FIG. 3 illustrates another embodiment in which the plane of the junction of the two cylinder blocks 1' and 2' is located at the center of the combined cylinder blocks 1' and 2', and a connecting flange 31' is mounted on the combined cylinder blocks 1' and 2' at the junction of the two cylinder blocks 1' and 2'. The connecting flange 31' is provided therein with an upper muffling chamber 32 and a lower gas expansion chamber 32a in which two crank-shape pipes are arranged so as to form a pair of crank-shape orifices 35' and 36' having outlet ends 35a' and 36a', respectively. It should be noted that the outlet ends 35a' and 36a' are out of registration with one another with respect to the radial direction of the combined cylinder blocks 1' and 2'. That is, a coaxial arrangement of the outlet ends 35a' and 36a' from which a pair of opposed streams of the compressed refrigerant gas are delivered is not adopted. Therefore, the same noise suppression effect as realized by the afore-mentioned embodiment of the present invention is achieved by the embodiment of FIG. 3 without causing a loss of delivery of the compressed refrigerant gas in the high speed rotation range of the compressor. Further, since the connecting flange 31' is formed as a separate element, and is attached to the combined cylinder blocks 1' and 2', the present embodiment can be easily applied to existing conventional multi-cylinder swash plate type compressors by a simple modification.
FIG. 4 illustrates a further embodiment in which a bottom portion of a connecting flange 31" having an upper muffling chamber 32 and a lower gas expansion chamber 32a is provided with machined orifices 35" and 36" plugged at the outer ends thereof by screw plugs 38 and 39. These orifices 35" and 36" form a pair of mutually shifted outlet ends 35a" and 36a" through which a pair of opposed streams of the compressed refrigerant gas enter the gas expansion chamber 32a while causing a partial collision of the gas. The present embodiment of FIG. 4 has the same operational effect as the former two embodiments.

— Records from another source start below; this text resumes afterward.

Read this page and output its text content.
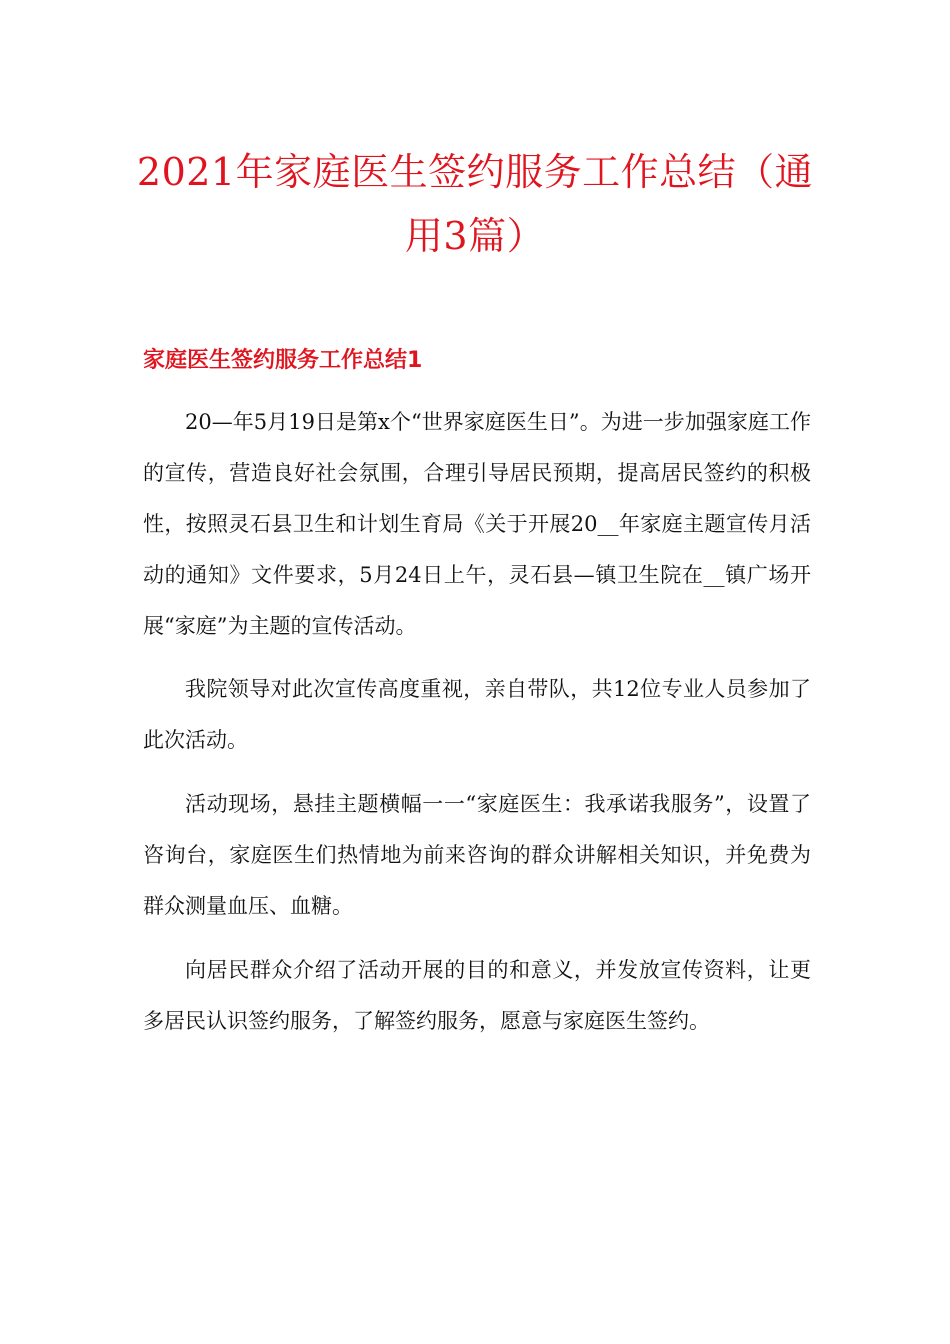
2021年家庭医生签约服务工作总结（通用3篇）
家庭医生签约服务工作总结1

20—年5月19日是第x个“世界家庭医生日”。为进一步加强家庭工作的宣传，营造良好社会氛围，合理引导居民预期，提高居民签约的积极性，按照灵石县卫生和计划生育局《关于开展20__年家庭主题宣传月活动的通知》文件要求，5月24日上午，灵石县—镇卫生院在__镇广场开展“家庭”为主题的宣传活动。

我院领导对此次宣传高度重视，亲自带队，共12位专业人员参加了此次活动。

活动现场，悬挂主题横幅一一“家庭医生：我承诺我服务”，设置了咨询台，家庭医生们热情地为前来咨询的群众讲解相关知识，并免费为群众测量血压、血糖。

向居民群众介绍了活动开展的目的和意义，并发放宣传资料，让更多居民认识签约服务，了解签约服务，愿意与家庭医生签约。
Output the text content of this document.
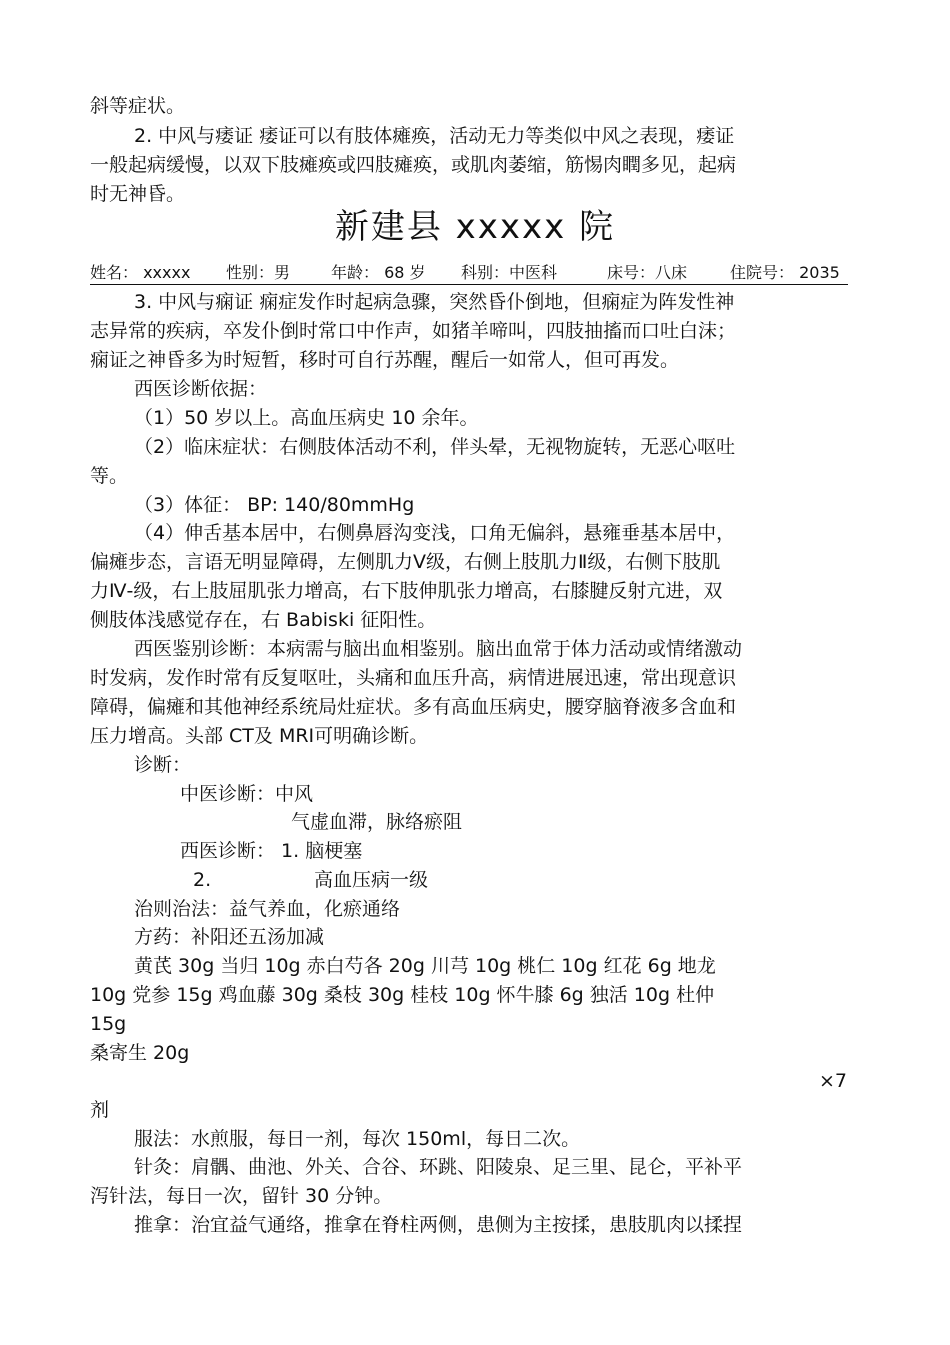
斜等症状。
2. 中风与痿证 痿证可以有肢体瘫痪，活动无力等类似中风之表现，痿证
一般起病缓慢，以双下肢瘫痪或四肢瘫痪，或肌肉萎缩，筋惕肉瞤多见，起病
时无神昏。
新建县 xxxxx 院
姓名： xxxxx 性别：男	年龄： 68 岁 科别：中医科	床号：八床	住院号： 2035
3. 中风与痫证 痫症发作时起病急骤，突然昏仆倒地，但痫症为阵发性神
志异常的疾病，卒发仆倒时常口中作声，如猪羊啼叫，四肢抽搐而口吐白沫；
痫证之神昏多为时短暂，移时可自行苏醒，醒后一如常人，但可再发。
西医诊断依据：
（1）50 岁以上。高血压病史 10 余年。
（2）临床症状：右侧肢体活动不利，伴头晕，无视物旋转，无恶心呕吐
等。
（3）体征： BP: 140/80mmHg
（4）伸舌基本居中，右侧鼻唇沟变浅，口角无偏斜，悬雍垂基本居中，
偏瘫步态，言语无明显障碍，左侧肌力Ⅴ级，右侧上肢肌力Ⅱ级，右侧下肢肌
力Ⅳ-级，右上肢屈肌张力增高，右下肢伸肌张力增高，右膝腱反射亢进，双
侧肢体浅感觉存在，右 Babiski 征阳性。
西医鉴别诊断：本病需与脑出血相鉴别。脑出血常于体力活动或情绪激动
时发病，发作时常有反复呕吐，头痛和血压升高，病情进展迅速，常出现意识
障碍，偏瘫和其他神经系统局灶症状。多有高血压病史，腰穿脑脊液多含血和
压力增高。头部 CT及 MRI可明确诊断。
诊断：
中医诊断：中风
气虚血滞，脉络瘀阻
西医诊断： 1. 脑梗塞
2.	高血压病一级
治则治法：益气养血，化瘀通络
方药：补阳还五汤加减
黄芪 30g 当归 10g 赤白芍各 20g 川芎 10g 桃仁 10g 红花 6g 地龙
10g 党参 15g 鸡血藤 30g 桑枝 30g 桂枝 10g 怀牛膝 6g 独活 10g 杜仲
15g
桑寄生 20g
×7
剂
服法：水煎服，每日一剂，每次 150ml，每日二次。
针灸：肩髃、曲池、外关、合谷、环跳、阳陵泉、足三里、昆仑，平补平
泻针法，每日一次，留针 30 分钟。
推拿：治宜益气通络，推拿在脊柱两侧，患侧为主按揉，患肢肌肉以揉捏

From the foregoing description of the embodiments of the present invention, it will be understood that, according to the present invention, there is provided a multi-cylinder refrigerant gas compressor with a muffling arrangement in which the refrigerant gas after compression undergoes only a partial collision for weakening the pulsation in discharge pressure of the refrigerant gas, in addition to choking and volumetric expansion. Therefore, the loss of delivery of the refrigerant gas after compression can be controlled in a high speed rotation range of the compressor, and thus an appreciable reduction in the noise level of the multi-cylinder refrigerant gas compressor can be achieved. Also, the pulsation in the discharge pressure of the refrigerant gas after compression can be effectively suppressed.
It should be understood that modifications and variations of the present invention, within the spirit and scope of the appended claims, will occur to those skilled in the art. For example, the non-coaxial arrangement of the orifices in the gas expansion chamber may be accomplished by shifting the orifices in the circumferential direction of the combined cylinder blocks instead of the illustrated radial shifting arrangement.